Genoël Lilienstern
Sprechende Maschinen – Komponierte Technik
In contrast to the concept of "Musik als Zeitkunst", which suggests ethereal dematerialization, my work focuses on "Musik als Körperkunst". *
When using technological bodies, i.e. media of sound reproduction and sound generation, there is a tendency to fade out the bodies that carry the music. The computer only seems to simulate what other bodies do or would do. The same applies to loudspeakers. If music is always available on a simulation medium, it loses its value.
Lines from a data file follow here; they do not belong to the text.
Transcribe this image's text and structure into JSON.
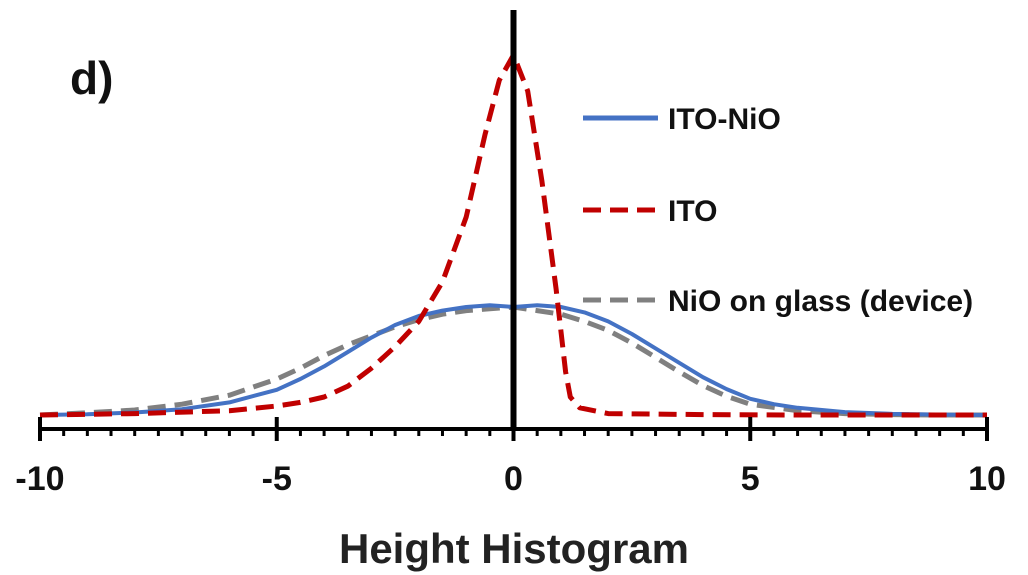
{
  "chart_data": {
    "type": "line",
    "panel_label": "d)",
    "title": "",
    "xlabel": "Height Histogram",
    "ylabel": "",
    "xlim": [
      -10,
      10
    ],
    "ylim": [
      0,
      1
    ],
    "x_ticks": [
      -10,
      -5,
      0,
      5,
      10
    ],
    "x_tick_labels": [
      "-10",
      "-5",
      "0",
      "5",
      "10"
    ],
    "minor_tick_step": 0.5,
    "grid": false,
    "legend_position": "right",
    "series": [
      {
        "name": "ITO-NiO",
        "color": "#4472c4",
        "style": "solid",
        "x": [
          -10,
          -9,
          -8,
          -7,
          -6,
          -5,
          -4.5,
          -4,
          -3.5,
          -3,
          -2.5,
          -2,
          -1.5,
          -1,
          -0.5,
          0,
          0.5,
          1,
          1.5,
          2,
          2.5,
          3,
          3.5,
          4,
          4.5,
          5,
          5.5,
          6,
          7,
          8,
          9,
          10
        ],
        "y": [
          0.0,
          0.002,
          0.007,
          0.016,
          0.035,
          0.07,
          0.1,
          0.135,
          0.175,
          0.215,
          0.25,
          0.275,
          0.29,
          0.3,
          0.305,
          0.3,
          0.305,
          0.3,
          0.285,
          0.26,
          0.225,
          0.185,
          0.145,
          0.105,
          0.072,
          0.045,
          0.03,
          0.02,
          0.008,
          0.003,
          0.001,
          0.0
        ]
      },
      {
        "name": "ITO",
        "color": "#c00000",
        "style": "dashed",
        "x": [
          -10,
          -8,
          -6,
          -5,
          -4.5,
          -4,
          -3.5,
          -3,
          -2.5,
          -2,
          -1.5,
          -1,
          -0.6,
          -0.3,
          0,
          0.3,
          0.6,
          0.9,
          1.1,
          1.2,
          1.4,
          2,
          4,
          6,
          8,
          10
        ],
        "y": [
          0.0,
          0.004,
          0.012,
          0.025,
          0.035,
          0.05,
          0.08,
          0.13,
          0.19,
          0.26,
          0.37,
          0.55,
          0.78,
          0.93,
          1.0,
          0.9,
          0.65,
          0.35,
          0.12,
          0.05,
          0.02,
          0.004,
          0.001,
          0.0,
          0.0,
          0.0
        ]
      },
      {
        "name": "NiO on glass (device)",
        "color": "#808080",
        "style": "dashed",
        "x": [
          -10,
          -9,
          -8,
          -7,
          -6,
          -5,
          -4.5,
          -4,
          -3.5,
          -3,
          -2.5,
          -2,
          -1.5,
          -1,
          -0.5,
          0,
          0.5,
          1,
          1.5,
          2,
          2.5,
          3,
          3.5,
          4,
          4.5,
          5,
          6,
          7,
          8,
          9,
          10
        ],
        "y": [
          0.0,
          0.006,
          0.014,
          0.03,
          0.055,
          0.1,
          0.13,
          0.165,
          0.195,
          0.22,
          0.245,
          0.265,
          0.28,
          0.29,
          0.295,
          0.3,
          0.29,
          0.28,
          0.26,
          0.235,
          0.2,
          0.16,
          0.12,
          0.082,
          0.052,
          0.03,
          0.012,
          0.004,
          0.001,
          0.0,
          0.0
        ]
      }
    ]
  }
}
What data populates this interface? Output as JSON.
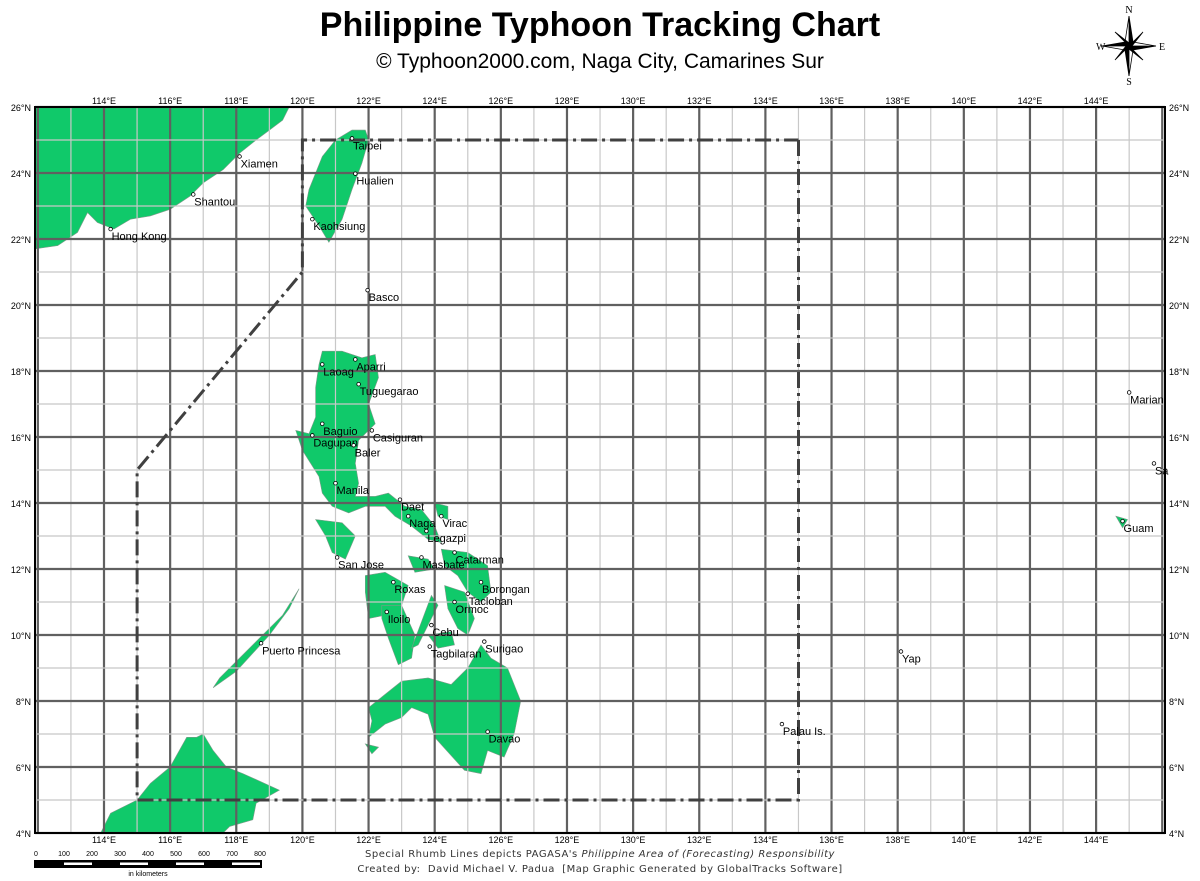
{
  "header": {
    "title": "Philippine Typhoon Tracking Chart",
    "subtitle": "© Typhoon2000.com, Naga City, Camarines Sur"
  },
  "compass": {
    "icon": "compass-rose-icon",
    "n": "N",
    "s": "S",
    "e": "E",
    "w": "W"
  },
  "map": {
    "extent": {
      "lon": [
        111.9,
        146.1
      ],
      "lat": [
        4,
        26
      ]
    },
    "land_color": "#10c96a",
    "grid_minor_color": "#c8c8c8",
    "grid_major_color": "#606060",
    "par_line_color": "#404040",
    "lat_labels": [
      "26°N",
      "24°N",
      "22°N",
      "20°N",
      "18°N",
      "16°N",
      "14°N",
      "12°N",
      "10°N",
      "8°N",
      "6°N",
      "4°N"
    ],
    "lon_labels": [
      "114°E",
      "116°E",
      "118°E",
      "120°E",
      "122°E",
      "124°E",
      "126°E",
      "128°E",
      "130°E",
      "132°E",
      "134°E",
      "136°E",
      "138°E",
      "140°E",
      "142°E",
      "144°E"
    ],
    "par_boundary": [
      [
        135,
        25
      ],
      [
        135,
        5
      ],
      [
        115,
        5
      ],
      [
        115,
        15
      ],
      [
        120,
        21
      ],
      [
        120,
        25
      ],
      [
        135,
        25
      ]
    ],
    "cities": [
      {
        "name": "Taipei",
        "lon": 121.5,
        "lat": 25.05
      },
      {
        "name": "Hualien",
        "lon": 121.6,
        "lat": 23.98
      },
      {
        "name": "Kaohsiung",
        "lon": 120.3,
        "lat": 22.6
      },
      {
        "name": "Basco",
        "lon": 121.97,
        "lat": 20.45
      },
      {
        "name": "Xiamen",
        "lon": 118.1,
        "lat": 24.5
      },
      {
        "name": "Shantou",
        "lon": 116.7,
        "lat": 23.35
      },
      {
        "name": "Hong Kong",
        "lon": 114.2,
        "lat": 22.3
      },
      {
        "name": "Laoag",
        "lon": 120.6,
        "lat": 18.2
      },
      {
        "name": "Aparri",
        "lon": 121.6,
        "lat": 18.35
      },
      {
        "name": "Tuguegarao",
        "lon": 121.7,
        "lat": 17.6
      },
      {
        "name": "Baguio",
        "lon": 120.6,
        "lat": 16.4
      },
      {
        "name": "Dagupan",
        "lon": 120.3,
        "lat": 16.05
      },
      {
        "name": "Casiguran",
        "lon": 122.1,
        "lat": 16.2
      },
      {
        "name": "Baler",
        "lon": 121.55,
        "lat": 15.75
      },
      {
        "name": "Manila",
        "lon": 121.0,
        "lat": 14.6
      },
      {
        "name": "Daet",
        "lon": 122.95,
        "lat": 14.1
      },
      {
        "name": "Naga",
        "lon": 123.2,
        "lat": 13.6
      },
      {
        "name": "Virac",
        "lon": 124.2,
        "lat": 13.6
      },
      {
        "name": "Legazpi",
        "lon": 123.75,
        "lat": 13.15
      },
      {
        "name": "Catarman",
        "lon": 124.6,
        "lat": 12.5
      },
      {
        "name": "Masbate",
        "lon": 123.6,
        "lat": 12.35
      },
      {
        "name": "San Jose",
        "lon": 121.05,
        "lat": 12.35
      },
      {
        "name": "Roxas",
        "lon": 122.75,
        "lat": 11.6
      },
      {
        "name": "Borongan",
        "lon": 125.4,
        "lat": 11.6
      },
      {
        "name": "Tacloban",
        "lon": 125.0,
        "lat": 11.25
      },
      {
        "name": "Ormoc",
        "lon": 124.6,
        "lat": 11.0
      },
      {
        "name": "Iloilo",
        "lon": 122.55,
        "lat": 10.7
      },
      {
        "name": "Cebu",
        "lon": 123.9,
        "lat": 10.3
      },
      {
        "name": "Tagbilaran",
        "lon": 123.85,
        "lat": 9.65
      },
      {
        "name": "Surigao",
        "lon": 125.5,
        "lat": 9.8
      },
      {
        "name": "Puerto Princesa",
        "lon": 118.75,
        "lat": 9.75
      },
      {
        "name": "Davao",
        "lon": 125.6,
        "lat": 7.07
      },
      {
        "name": "Palau Is.",
        "lon": 134.5,
        "lat": 7.3
      },
      {
        "name": "Yap",
        "lon": 138.1,
        "lat": 9.5
      },
      {
        "name": "Guam",
        "lon": 144.8,
        "lat": 13.45
      },
      {
        "name": "Sa",
        "lon": 145.75,
        "lat": 15.2
      },
      {
        "name": "Marian",
        "lon": 145.0,
        "lat": 17.35
      }
    ]
  },
  "scale": {
    "labels": [
      "0",
      "100",
      "200",
      "300",
      "400",
      "500",
      "600",
      "700",
      "800"
    ],
    "unit": "in kilometers"
  },
  "footer": {
    "line1_a": "Special Rhumb Lines depicts PAGASA's ",
    "line1_b": "Philippine Area of (Forecasting) Responsibility",
    "line2": "Created by:  David Michael V. Padua  [Map Graphic Generated by GlobalTracks Software]"
  }
}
One has the feeling that nothing "happens". Other reception mechanisms, such as the enhancement of content through the written word, are intended to compensate for this loss of value. *
But the physical objects are "there". The loudspeaker is a body. So is the computer. Because the old classical sound bodies have frozen into overloaded images with which art can no longer be made, my compositions deal with the physical reality of the current music media. The gaze is directed at loudspeakers, robots, acoustic flying drones and wired people.
Genoël Lilienstern *1979 studied composition in Berlin and computer music in The Hague. He was a master scholarship holder of the Ensemble Modern Akademie Frankfurt. In 2008 he won the first prize of the Ring.award.off for his robot opera "Rigolator". Interpreters of his music include Ensemble Intercontemporain, Ensemble Mosaik, Dezibel, Ulrich Mertin and Lucho Pelucho.